Earl Sweatshirt’s fifth studio album, Live Laugh Love, is a riff on the formula the rapper has been tweaking over the course of his last few releases. It’s laidback, vibe-y, and sample-heavy, with cryptic, free-associative lyrics that, clipped to short lengths, ring like mantras.
Live Laugh Love’s songs, most of which clock in at under two minutes, consist of a loop that more or less fades in and out. There are no great surges in volume or moments of stillness, and there are few traditional choruses. The beats have a quality approaching lounge music, making for a quiet, engrossing listen—a song cycle that puts you in a kind of trance.
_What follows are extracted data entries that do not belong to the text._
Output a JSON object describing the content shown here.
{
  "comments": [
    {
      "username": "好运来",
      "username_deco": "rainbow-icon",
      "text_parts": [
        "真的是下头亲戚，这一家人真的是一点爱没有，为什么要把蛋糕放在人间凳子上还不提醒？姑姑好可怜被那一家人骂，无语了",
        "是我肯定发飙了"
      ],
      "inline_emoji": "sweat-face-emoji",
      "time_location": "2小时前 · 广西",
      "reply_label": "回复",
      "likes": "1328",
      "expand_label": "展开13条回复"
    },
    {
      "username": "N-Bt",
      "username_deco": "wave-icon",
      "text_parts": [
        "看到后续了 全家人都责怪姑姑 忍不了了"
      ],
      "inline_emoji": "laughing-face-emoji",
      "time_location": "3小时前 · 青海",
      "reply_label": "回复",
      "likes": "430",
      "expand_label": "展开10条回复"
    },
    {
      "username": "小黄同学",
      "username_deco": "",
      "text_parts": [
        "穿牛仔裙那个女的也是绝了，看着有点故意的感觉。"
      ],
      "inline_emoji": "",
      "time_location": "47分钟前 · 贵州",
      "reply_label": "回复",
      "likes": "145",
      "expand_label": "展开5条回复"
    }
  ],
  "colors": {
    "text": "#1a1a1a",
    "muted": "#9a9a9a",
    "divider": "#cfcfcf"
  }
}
Earl has a relaxed, gently rhythmic flow and a reedy, adenoidal voice that’s melodic and monotonal. He rhymes mostly in shorthand and sentence fragments, making even his most complex, intricate lyrics sound effortless. “My wingspan is the globe,” he says before an abrupt beat-switch on the standout track “Live.” Yet he can still dole out top-shelf punchlines, as he does on “Static”: “Geeked off it, stockpiling drip, I’m putting shit on like Steve Harvey.”
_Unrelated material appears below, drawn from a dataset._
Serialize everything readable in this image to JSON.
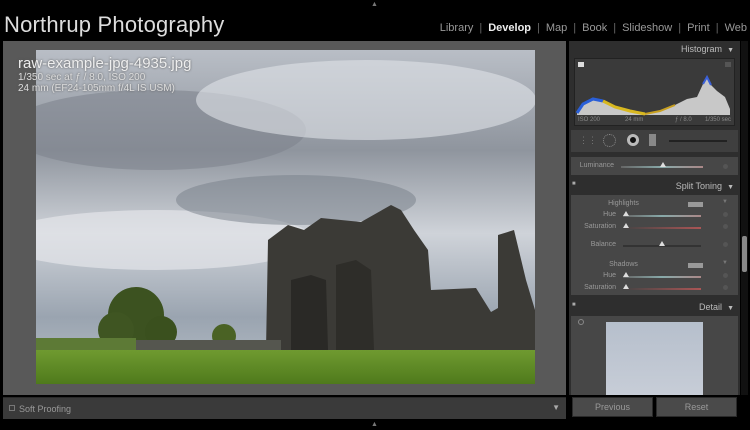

Live Laugh Love shows little variation in terms of Earl’s overall sound, but it demonstrates an evolution of the lyrical themes of grief and doubt that he’s been exploring since his 2013 breakthrough Doris. While 2018’s Some Rap Songs and its 2019 follow-up EP, Feet of Clay, were both profoundly pessimistic works, Live Laugh Love sees him reimagined as a benevolent, hopeful, if slightly withdrawn, figure. And he sounds right at home.